"Złotko" to krwawy komediodramat z zabójczą Ellą Purnell – recenzja mrocznego serialu SkyShowtime
Kamila Czaja
2 stycznia 2025, 15:43
"Sweetpea" (Fot. Sky Atlantic)
"Złotko" należy do tych seriali, które byłyby bardzo oryginalne, ale dekadę temu. Czy dziś ta historia nieśmiałej morderczyni ma do zaoferowania coś poza mocną rolą Elli Purnell?
"Złotko" należy do tych seriali, które byłyby bardzo oryginalne, ale dekadę temu. Czy dziś ta historia nieśmiałej morderczyni ma do zaoferowania coś poza mocną rolą Elli Purnell?

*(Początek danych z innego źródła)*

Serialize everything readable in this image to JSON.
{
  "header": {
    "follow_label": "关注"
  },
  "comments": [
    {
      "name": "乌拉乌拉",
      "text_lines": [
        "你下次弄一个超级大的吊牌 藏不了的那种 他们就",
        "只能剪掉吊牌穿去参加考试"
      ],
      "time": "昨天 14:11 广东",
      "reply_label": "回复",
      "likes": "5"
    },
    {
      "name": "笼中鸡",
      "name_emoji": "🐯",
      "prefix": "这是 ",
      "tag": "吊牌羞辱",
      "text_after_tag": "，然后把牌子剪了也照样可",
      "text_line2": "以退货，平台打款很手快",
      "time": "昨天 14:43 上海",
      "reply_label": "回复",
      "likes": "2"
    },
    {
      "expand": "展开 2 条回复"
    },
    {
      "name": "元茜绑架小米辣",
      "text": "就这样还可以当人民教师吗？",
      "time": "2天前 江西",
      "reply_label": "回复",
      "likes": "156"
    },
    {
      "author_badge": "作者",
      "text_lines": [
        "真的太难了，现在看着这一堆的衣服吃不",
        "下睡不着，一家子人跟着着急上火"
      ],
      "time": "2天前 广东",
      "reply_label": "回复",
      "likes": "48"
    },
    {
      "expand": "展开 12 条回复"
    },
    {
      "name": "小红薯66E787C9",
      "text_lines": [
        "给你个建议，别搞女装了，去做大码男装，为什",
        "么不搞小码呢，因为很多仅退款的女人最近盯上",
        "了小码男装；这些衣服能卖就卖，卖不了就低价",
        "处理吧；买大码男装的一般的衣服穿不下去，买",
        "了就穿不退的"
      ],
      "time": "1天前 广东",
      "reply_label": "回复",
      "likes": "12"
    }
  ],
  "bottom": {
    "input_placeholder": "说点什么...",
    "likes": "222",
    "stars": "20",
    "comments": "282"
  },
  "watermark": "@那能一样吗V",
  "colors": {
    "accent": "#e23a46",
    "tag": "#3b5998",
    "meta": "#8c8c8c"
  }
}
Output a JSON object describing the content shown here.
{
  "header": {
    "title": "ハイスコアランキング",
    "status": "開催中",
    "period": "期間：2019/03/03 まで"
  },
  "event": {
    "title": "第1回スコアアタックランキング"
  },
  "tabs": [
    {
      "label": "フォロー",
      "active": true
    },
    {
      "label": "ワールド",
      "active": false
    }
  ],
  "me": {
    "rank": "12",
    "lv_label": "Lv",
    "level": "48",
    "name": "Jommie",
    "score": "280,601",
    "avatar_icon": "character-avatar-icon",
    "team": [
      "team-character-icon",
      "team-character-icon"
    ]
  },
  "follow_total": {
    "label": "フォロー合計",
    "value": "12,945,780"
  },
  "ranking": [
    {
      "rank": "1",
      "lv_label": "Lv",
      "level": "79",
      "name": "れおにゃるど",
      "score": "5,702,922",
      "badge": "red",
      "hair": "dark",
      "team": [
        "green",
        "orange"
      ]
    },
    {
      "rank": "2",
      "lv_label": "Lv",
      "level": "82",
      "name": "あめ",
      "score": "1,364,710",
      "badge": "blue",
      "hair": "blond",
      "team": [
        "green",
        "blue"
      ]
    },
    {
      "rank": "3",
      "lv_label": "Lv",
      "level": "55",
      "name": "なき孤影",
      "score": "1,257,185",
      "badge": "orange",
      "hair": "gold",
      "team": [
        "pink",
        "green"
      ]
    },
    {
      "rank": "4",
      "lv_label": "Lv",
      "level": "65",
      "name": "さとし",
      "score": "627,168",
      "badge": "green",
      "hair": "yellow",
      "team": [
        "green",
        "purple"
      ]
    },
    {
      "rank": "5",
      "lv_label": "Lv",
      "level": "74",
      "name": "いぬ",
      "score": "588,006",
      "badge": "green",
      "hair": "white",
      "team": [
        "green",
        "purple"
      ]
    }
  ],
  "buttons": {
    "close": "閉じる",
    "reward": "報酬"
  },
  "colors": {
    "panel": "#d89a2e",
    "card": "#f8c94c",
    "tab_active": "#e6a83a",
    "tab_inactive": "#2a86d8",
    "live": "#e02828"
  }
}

Młoda, nieśmiała dziewczyna odkrywa w sobie żądzę zabijania. Takie streszczenie nie zachęcało mnie szczególnie do seansu, brzmiało jak coś w minionej telewizyjnej ery, gdy Dexter (sprzed sterty prequeli i sequeli) hasał po ekranie. Albo trochę bliższe, ale też już oswojone czasy, z "Obsesją Eve", "Już nie żyjesz", "Siostrami na zabój". Ewentualnie zapowiedzi nasuwały mi na myśl jeszcze "Wednesday" dla dorosłych. Nie byłam więc przekonana, czy brytyjskie "Sweetpea", w polskiej wersji "Złotko" (taki tytuł nosi też polskie wydanie powieści C.J. Skuse, na której oparto serial), ma do zaaferowania coś nowego.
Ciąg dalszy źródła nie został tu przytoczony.